Urinary tract infection (UTI) is one of the most common complications after radical cystectomy and orthotopic neobladder reconstruction. This study investigated the incidence and implicated pathogen of febrile UTI after ileal neobladder reconstruction and identify clinical and urodynamic parameters associated with febrile UTI. From January 2001 to May 2015, 236 patients who underwent radical cystectomy and ileal neobladder were included in this study. Fifty-five episodes of febrile UTI were identified in 46 patients (19.4%). The probability of febrile UTI was 17.6% and 19.8% at 6 months and 24 months after surgery, respectively.

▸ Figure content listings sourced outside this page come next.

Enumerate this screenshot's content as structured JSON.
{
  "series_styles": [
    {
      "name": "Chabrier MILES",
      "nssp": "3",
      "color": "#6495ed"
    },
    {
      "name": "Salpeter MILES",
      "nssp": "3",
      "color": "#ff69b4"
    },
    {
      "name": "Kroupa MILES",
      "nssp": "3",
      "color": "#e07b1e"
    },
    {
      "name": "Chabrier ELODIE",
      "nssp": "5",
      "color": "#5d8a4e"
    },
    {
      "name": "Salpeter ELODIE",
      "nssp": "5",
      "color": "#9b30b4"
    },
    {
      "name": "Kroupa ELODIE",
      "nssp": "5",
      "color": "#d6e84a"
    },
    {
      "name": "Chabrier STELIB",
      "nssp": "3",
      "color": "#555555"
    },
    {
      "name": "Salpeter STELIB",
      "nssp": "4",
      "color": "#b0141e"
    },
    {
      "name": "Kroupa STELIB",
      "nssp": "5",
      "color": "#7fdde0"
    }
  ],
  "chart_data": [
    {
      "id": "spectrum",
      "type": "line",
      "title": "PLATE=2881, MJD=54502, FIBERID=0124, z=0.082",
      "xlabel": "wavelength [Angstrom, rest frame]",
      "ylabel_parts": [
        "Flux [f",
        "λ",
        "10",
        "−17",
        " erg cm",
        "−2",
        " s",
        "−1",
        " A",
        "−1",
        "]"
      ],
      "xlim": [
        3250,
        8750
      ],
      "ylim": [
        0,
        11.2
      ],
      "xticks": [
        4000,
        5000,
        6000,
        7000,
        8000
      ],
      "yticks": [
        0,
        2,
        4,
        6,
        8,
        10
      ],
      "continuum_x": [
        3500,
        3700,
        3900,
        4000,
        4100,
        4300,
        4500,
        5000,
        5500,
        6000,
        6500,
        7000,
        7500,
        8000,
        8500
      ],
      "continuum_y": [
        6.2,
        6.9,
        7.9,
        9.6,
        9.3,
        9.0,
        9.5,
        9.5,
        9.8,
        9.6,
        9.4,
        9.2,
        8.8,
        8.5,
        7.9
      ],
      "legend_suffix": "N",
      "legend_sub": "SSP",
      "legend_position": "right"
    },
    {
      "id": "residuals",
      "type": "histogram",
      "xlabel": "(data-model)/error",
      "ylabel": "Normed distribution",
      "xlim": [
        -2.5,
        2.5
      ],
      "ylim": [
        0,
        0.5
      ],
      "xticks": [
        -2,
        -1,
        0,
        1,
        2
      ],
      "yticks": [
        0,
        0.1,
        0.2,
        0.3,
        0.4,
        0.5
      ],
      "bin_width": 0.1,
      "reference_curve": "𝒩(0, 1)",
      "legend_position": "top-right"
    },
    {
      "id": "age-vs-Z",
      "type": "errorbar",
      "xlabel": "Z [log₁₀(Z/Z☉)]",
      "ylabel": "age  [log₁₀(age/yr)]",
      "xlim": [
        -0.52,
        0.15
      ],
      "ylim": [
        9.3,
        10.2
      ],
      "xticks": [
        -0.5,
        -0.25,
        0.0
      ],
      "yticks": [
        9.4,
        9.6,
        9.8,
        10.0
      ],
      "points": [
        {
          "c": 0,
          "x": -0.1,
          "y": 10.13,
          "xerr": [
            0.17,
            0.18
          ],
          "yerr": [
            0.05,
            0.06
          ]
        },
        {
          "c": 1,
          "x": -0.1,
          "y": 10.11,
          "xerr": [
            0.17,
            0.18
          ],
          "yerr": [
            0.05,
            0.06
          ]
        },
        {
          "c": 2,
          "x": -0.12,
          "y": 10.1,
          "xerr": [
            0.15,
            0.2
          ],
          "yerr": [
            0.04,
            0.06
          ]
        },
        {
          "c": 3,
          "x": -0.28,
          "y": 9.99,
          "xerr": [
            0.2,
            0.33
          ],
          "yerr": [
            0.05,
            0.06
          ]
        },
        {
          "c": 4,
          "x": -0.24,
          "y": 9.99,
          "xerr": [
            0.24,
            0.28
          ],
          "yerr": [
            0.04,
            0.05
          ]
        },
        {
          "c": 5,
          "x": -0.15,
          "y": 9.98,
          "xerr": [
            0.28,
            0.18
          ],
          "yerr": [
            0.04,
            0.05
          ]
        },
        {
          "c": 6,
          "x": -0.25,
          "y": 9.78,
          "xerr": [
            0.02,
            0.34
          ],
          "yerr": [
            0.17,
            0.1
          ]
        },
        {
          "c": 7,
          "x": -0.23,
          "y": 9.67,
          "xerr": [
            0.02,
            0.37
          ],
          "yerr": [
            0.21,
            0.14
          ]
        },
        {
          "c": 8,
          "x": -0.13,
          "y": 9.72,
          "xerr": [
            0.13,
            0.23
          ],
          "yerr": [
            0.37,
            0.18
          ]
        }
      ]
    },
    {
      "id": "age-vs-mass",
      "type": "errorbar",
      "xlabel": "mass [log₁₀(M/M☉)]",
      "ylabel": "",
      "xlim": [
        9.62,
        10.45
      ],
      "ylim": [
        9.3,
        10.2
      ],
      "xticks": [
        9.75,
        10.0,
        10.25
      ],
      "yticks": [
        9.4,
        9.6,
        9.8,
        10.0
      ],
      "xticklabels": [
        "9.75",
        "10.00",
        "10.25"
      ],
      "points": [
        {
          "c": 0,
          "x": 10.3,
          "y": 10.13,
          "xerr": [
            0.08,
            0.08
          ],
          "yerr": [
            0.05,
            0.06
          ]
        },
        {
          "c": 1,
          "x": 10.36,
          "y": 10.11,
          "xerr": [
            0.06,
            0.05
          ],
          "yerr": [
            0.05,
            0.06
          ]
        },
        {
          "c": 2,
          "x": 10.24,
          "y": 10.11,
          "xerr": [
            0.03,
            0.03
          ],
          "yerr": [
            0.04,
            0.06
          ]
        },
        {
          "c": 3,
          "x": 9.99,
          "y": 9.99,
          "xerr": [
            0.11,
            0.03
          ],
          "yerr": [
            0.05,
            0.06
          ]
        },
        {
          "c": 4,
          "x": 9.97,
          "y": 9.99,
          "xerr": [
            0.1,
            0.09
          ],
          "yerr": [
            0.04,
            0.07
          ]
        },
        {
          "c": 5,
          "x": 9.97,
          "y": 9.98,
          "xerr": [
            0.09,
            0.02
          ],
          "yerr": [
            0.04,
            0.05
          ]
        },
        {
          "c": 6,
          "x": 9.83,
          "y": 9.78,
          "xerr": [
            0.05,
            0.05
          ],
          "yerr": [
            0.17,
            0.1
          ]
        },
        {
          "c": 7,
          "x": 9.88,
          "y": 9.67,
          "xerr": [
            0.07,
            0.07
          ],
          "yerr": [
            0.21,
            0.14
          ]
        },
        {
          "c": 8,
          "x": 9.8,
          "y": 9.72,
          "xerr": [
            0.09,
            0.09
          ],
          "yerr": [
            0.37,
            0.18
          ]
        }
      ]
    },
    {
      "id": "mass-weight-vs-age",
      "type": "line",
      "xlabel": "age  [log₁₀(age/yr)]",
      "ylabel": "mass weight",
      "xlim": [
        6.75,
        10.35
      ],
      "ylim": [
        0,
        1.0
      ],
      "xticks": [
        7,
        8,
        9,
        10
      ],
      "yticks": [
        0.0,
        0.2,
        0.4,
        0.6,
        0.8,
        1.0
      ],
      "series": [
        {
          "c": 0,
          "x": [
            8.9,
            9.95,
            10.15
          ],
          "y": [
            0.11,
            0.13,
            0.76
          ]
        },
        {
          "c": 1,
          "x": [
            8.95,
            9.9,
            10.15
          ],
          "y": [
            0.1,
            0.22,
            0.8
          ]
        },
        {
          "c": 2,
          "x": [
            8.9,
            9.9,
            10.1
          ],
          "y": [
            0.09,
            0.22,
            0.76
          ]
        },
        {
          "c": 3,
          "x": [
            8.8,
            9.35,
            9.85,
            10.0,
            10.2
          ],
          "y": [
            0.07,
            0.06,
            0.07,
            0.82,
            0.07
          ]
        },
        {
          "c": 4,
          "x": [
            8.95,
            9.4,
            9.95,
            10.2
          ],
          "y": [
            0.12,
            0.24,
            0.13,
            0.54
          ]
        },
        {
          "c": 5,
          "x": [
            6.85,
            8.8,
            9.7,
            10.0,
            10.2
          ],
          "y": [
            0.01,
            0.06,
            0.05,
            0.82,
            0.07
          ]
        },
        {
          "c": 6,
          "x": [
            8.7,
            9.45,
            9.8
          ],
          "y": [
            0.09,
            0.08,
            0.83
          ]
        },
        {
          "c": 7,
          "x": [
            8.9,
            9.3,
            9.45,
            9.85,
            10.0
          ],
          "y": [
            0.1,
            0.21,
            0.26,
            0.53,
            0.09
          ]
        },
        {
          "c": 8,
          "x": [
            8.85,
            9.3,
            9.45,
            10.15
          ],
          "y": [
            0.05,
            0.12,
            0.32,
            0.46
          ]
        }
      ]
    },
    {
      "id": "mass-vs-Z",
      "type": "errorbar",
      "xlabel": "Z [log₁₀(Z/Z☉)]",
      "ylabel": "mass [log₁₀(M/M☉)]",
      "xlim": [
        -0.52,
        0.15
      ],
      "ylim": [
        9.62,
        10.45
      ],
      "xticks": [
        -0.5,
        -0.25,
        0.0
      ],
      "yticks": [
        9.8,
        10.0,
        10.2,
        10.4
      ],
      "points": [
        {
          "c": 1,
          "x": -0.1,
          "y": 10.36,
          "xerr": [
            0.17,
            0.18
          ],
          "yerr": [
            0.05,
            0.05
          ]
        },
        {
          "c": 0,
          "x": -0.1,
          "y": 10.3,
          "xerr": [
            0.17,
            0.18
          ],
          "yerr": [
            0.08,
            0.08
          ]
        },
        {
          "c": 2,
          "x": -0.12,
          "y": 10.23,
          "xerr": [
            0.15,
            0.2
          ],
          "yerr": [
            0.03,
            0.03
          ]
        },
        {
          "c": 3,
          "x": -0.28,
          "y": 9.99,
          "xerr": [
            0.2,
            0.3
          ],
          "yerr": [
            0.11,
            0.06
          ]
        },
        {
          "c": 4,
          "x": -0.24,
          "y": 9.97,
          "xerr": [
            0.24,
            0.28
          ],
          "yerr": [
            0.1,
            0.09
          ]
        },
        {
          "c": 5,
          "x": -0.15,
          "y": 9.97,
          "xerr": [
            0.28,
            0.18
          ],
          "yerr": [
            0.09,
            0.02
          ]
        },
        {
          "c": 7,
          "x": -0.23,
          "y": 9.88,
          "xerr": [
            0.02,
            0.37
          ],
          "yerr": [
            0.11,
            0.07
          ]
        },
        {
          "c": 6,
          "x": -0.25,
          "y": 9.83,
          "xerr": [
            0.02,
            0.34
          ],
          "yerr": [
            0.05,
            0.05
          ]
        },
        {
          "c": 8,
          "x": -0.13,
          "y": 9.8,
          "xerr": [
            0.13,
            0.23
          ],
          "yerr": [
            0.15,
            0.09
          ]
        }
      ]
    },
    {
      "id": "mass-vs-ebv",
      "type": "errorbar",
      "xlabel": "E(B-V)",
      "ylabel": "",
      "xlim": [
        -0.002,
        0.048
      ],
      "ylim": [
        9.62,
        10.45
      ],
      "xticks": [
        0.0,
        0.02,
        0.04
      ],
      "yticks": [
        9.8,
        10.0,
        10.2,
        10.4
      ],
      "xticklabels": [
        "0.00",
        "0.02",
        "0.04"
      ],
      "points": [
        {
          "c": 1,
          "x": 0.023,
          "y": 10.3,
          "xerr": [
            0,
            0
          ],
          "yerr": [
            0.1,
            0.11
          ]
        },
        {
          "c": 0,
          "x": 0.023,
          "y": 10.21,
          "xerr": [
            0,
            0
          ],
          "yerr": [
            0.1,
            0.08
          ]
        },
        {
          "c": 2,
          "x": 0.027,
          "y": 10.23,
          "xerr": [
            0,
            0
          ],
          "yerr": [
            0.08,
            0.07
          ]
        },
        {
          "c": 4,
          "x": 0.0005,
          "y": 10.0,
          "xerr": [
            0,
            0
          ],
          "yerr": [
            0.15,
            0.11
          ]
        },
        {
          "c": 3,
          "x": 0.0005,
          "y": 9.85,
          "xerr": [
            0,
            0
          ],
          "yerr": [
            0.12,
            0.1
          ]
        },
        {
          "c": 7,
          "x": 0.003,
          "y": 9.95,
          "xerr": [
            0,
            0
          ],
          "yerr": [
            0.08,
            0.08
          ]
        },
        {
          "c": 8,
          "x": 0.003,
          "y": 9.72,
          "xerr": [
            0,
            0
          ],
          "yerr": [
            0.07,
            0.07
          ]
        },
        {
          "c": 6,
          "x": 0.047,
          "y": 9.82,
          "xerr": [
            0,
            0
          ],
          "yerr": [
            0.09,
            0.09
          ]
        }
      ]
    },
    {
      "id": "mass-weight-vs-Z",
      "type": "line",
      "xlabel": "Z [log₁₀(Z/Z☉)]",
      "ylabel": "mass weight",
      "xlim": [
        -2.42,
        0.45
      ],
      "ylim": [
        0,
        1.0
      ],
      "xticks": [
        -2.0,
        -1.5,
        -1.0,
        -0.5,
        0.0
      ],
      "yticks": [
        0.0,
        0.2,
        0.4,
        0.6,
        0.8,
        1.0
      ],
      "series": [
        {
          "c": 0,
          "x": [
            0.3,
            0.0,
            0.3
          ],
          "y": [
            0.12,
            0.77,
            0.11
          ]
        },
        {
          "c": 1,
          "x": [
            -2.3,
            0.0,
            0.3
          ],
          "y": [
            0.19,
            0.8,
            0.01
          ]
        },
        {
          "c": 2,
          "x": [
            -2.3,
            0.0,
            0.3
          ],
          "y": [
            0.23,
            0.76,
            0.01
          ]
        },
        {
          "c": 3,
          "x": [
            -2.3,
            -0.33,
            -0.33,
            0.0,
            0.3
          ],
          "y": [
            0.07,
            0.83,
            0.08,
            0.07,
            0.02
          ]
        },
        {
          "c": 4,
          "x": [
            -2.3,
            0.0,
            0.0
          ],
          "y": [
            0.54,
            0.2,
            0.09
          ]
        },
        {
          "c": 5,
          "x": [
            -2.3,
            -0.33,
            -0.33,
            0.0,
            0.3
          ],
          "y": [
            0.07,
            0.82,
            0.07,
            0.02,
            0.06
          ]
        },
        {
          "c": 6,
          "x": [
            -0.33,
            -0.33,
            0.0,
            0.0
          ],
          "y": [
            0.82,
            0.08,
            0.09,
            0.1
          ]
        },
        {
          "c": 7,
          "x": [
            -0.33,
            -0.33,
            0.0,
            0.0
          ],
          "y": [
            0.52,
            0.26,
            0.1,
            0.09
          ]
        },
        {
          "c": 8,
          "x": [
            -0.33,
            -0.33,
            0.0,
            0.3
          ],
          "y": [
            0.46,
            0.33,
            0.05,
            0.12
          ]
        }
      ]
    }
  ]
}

While, Escherichia coli was the most common implicated pathogen (22/55, 40.0%), Enterococcus spp. were the most common pathogen during the first month after surgery (18/33, 54.5%). In multivariate logistic regression analysis, ureteral stricture was an independent risk factor associated with febrile UTI (OR 5.93, P = 0.023). However, ureteral stricture accounted for only 6 episodes (10.9%, 6/55) of febrile UTI. Most episodes of febrile UTI occurred within 6 months after surgery. Thus, to identify risk factors associated with febrile UTI in the initial postoperative period, we assessed videourodynamics within 6 months after surgery in 38 patients. On videourodyamic examination, vesicoureteral reflux (VUR) was identified in 16 patients (42.1%). The rate of VUR presence in patients who had febrile UTI was not significantly different from those in patients without febrile UTI (50% vs. 39.3%, P = 0.556). Patients with febrile UTI had significantly larger residual urine volume (212.0 ± 193.7 vs. 90.5 ± 148.2, P = 0.048) than those without. E. coli and Enterococcus spp. are common pathogens and ureteral stricture and residual urine are risk factors for UTI after ileal neobladder reconstruction.
尿路感染(UTI)是根治性膀胱切除术和原位新膀胱重建术后最常见的并发症之一。本研究调查了回肠新膀胱重建术后发热性UTI的发病率及相关病原体,并确定了与发热性UTI相关的临床和尿动力学参数。2001年1月至2015年5月,本研究纳入了236例行根治性膀胱切除术和回肠新膀胱术的患者。46例患者(19.4%)发生了55次发热性UTI。术后6个月和24个月时发热性UTI的发生率分别为17.6%和19.8%。同时,大肠埃希菌是最常见的相关病原体(22/55,40.0%),肠球菌属是术后第一个月最常见的病原体(18/33,54.5%)。在多因素logistic回归分析中,输尿管狭窄是与发热性UTI相关的独立危险因素(OR 5.93,P = 0.023)。然而,输尿管狭窄仅占发热性UTI的6次发作(10.9%,6/55)。大多数发热性UTI发作发生在术后6个月内。因此,为了确定术后初期与发热性UTI相关的危险因素,我们对38例患者在术后6个月内进行了视频尿动力学检查。在视频尿动力学检查中,16例患者(42.1%)发现了膀胱输尿管反流(VUR)。发生发热性UTI的患者中VUR的发生率与未发生发热性UTI的患者相比无显著差异(50%对39.3%,P = 0.556)。发热性UTI患者的残余尿量明显多于未发生发热性UTI的患者(212.0±193.7对90.5±148.2,P = 0.048)。大肠埃希菌和肠球菌属是常见病原体,输尿管狭窄和残余尿量是回肠新膀胱重建术后UTI的危险因素。